Mahkemece, her ne kadar her iki şirketin de kurucu ortağı olan ... borcun doğumundan önce davacı şirketten ayrılmış görünse de, davacı ve borçlu şirketin aynı iş kolunda aynı şehirde faaliyet gösterdiği, unvanlarının benzer olduğu, kurucu ortağın her iki şirkette aynı olduğu, delil olarak sunulan defterlerde eksikler olduğu, hacizli malların envanter defterlerinin boş olması nedeniyle aidiyetinin tespit edilemeyeceği, faturaların sonradan düzenlenebileceği, mahcuzların defterdeki kayıtlarının ve faturalardaki bilgilerin tam olarak örtüşmediği, bu haliyle iki şirket arasında organik bağ olduğu gerekçesiyle, davanın reddine karar verilmiş,hüküm davacı üçüncü kişi vekilince temyiz edilmiştir.
Dava, üçüncü kişinin İİK"nin 96. vd. maddelerine dayalı istihkak iddiasına ilişkindir.

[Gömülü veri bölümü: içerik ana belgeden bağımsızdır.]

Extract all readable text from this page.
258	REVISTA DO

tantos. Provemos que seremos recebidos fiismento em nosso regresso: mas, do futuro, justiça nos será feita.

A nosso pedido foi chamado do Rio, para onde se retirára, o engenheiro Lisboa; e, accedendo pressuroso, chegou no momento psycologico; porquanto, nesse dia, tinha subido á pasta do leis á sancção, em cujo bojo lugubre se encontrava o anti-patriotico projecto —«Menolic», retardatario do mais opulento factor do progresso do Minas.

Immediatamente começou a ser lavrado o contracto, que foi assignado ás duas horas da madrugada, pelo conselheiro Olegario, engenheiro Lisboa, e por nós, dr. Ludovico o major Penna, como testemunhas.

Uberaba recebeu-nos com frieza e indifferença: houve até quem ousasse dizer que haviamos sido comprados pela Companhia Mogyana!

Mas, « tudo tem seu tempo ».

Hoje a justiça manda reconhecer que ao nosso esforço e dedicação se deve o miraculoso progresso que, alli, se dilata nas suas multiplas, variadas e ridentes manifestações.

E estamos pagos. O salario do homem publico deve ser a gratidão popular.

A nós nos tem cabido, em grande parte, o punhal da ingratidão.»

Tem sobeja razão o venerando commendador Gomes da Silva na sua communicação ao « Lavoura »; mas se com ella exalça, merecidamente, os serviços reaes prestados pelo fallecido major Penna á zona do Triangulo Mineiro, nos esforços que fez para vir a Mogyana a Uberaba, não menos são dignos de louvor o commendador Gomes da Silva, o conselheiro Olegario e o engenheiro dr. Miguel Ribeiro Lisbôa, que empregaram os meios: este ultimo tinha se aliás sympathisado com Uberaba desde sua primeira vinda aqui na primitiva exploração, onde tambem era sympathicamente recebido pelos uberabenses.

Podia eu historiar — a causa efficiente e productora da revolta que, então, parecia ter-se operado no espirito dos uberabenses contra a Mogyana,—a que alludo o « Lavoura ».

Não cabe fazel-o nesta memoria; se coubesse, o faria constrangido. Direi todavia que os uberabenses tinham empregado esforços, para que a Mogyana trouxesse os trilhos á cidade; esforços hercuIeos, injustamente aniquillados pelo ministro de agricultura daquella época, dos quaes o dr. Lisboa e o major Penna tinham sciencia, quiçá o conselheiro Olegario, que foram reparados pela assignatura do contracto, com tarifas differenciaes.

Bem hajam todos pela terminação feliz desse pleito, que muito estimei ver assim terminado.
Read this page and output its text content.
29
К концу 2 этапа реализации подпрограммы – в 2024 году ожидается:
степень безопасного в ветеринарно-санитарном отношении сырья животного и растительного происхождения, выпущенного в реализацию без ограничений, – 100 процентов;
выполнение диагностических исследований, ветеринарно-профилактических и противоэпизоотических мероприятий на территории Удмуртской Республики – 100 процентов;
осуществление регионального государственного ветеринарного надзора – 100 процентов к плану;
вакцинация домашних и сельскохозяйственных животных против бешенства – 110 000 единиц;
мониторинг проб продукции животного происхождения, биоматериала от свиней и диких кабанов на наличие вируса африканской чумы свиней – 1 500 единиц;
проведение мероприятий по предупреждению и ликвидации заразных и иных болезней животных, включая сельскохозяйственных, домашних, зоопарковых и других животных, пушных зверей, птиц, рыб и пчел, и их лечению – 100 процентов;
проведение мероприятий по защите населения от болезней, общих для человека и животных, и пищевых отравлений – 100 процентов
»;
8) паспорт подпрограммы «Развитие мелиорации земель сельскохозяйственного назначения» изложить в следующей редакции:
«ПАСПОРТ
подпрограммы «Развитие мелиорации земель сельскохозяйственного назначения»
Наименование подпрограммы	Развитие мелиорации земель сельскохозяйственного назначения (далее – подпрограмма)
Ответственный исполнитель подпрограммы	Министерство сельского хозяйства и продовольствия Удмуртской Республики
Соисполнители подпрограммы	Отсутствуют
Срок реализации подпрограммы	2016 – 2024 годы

Dosya içerisindeki bilgi ve belgelere göre; dava konusu 27.08.2013 tarihli haczin üçüncü kişi şirketin sicil adresinde yapıldığı, borçlu şirketin ticaret sicil kayıtlarında yer alan adresinin farklı olduğu, borçlu şirket adına çıkartılan ödeme emrinin Tebligat Kanunu"nun 35. maddesi uyarınca sicil adresinde tebliğ edildiği, yine haciz esnasında borçlu şirket yetkilileri hazır olmadıkları gibi borçlu şirketin haciz adresinde faaliyette bulunduğuna dair bir delil elde edilemediği anlaşılmıştır. Hal böyle olunca, İİK"nin 97/a maddesinde öngörülen mülkiyet karinesi üçüncü kişi yararına olup, ispat yükü altında olan alacaklının muvazaa iddiasını kanıtlamaya yönelik sicil kaydı ve icra dosyası haricinde delil sunmamıştır. Davalı alacaklı muvazaa iddiasını borçlu ve üçüncü kişi şirketlerin benzer isimler altında aynı işkolunda faaliyet gösteriyor olmalarına ve ..."ın 3.5.2012 ve 4.9.2012 tarihleri arasında her iki şirkette de ortak olmasına dayandırmış ise de; borçlu şirket 03.05.2012 tarihinde kurulmuş, kurucu ortak ... borçlu şirketten 17.06.2013 tarihinde, üçüncü kişi şirketten ise 04.09.2012"de ayrılmıştır. Borçlu şirket üçüncü kişi şirketten sonra kurulmuş olup her iki şirketin tek müşterek ortağı kurucu ortak ... borcun doğmundan önce, her iki şirketten ayrılmış olduğundan, ispat yükü altında olan davalı alacaklı tarafından karinenin aksini kanıtlamaya elverişli deliller sunulmadığından davanın kabulü gerekirken, reddine karar verilmesi nedeniyle hükmün bozulması gerekmiştir.
2. Bozma neden ve şekline göre davacı üçüncü kişinin sair temyiz itirazlarının şimdilik incelenmesi gerekli görülmemiştir.
SONUÇ: Yukarıda (1) numaralı bentte açıklanan nedenlerle davacı üçüncü kişi vekilinin temyiz itirazlarının kabulü ile hükmün İİK"nin 366. ve HUMK"un 428. maddesi gereğince BOZULMASINA, (2) numaralı bentte açıklanan nedenlerle davacı üçüncü kişi vekilinin sair temyiz itirazlarının bu aşamada incelenmesine yer olmadığına, taraflarca İİK"nin 366/3. maddesi gereğince Yargıtay Daire ilamının tebliğinden itibaren ilama karşı 10 gün içinde karar düzeltme isteğinde bulunulabileceğine,
03.12.2019 tarihinde oy birliğiyle karar verildi.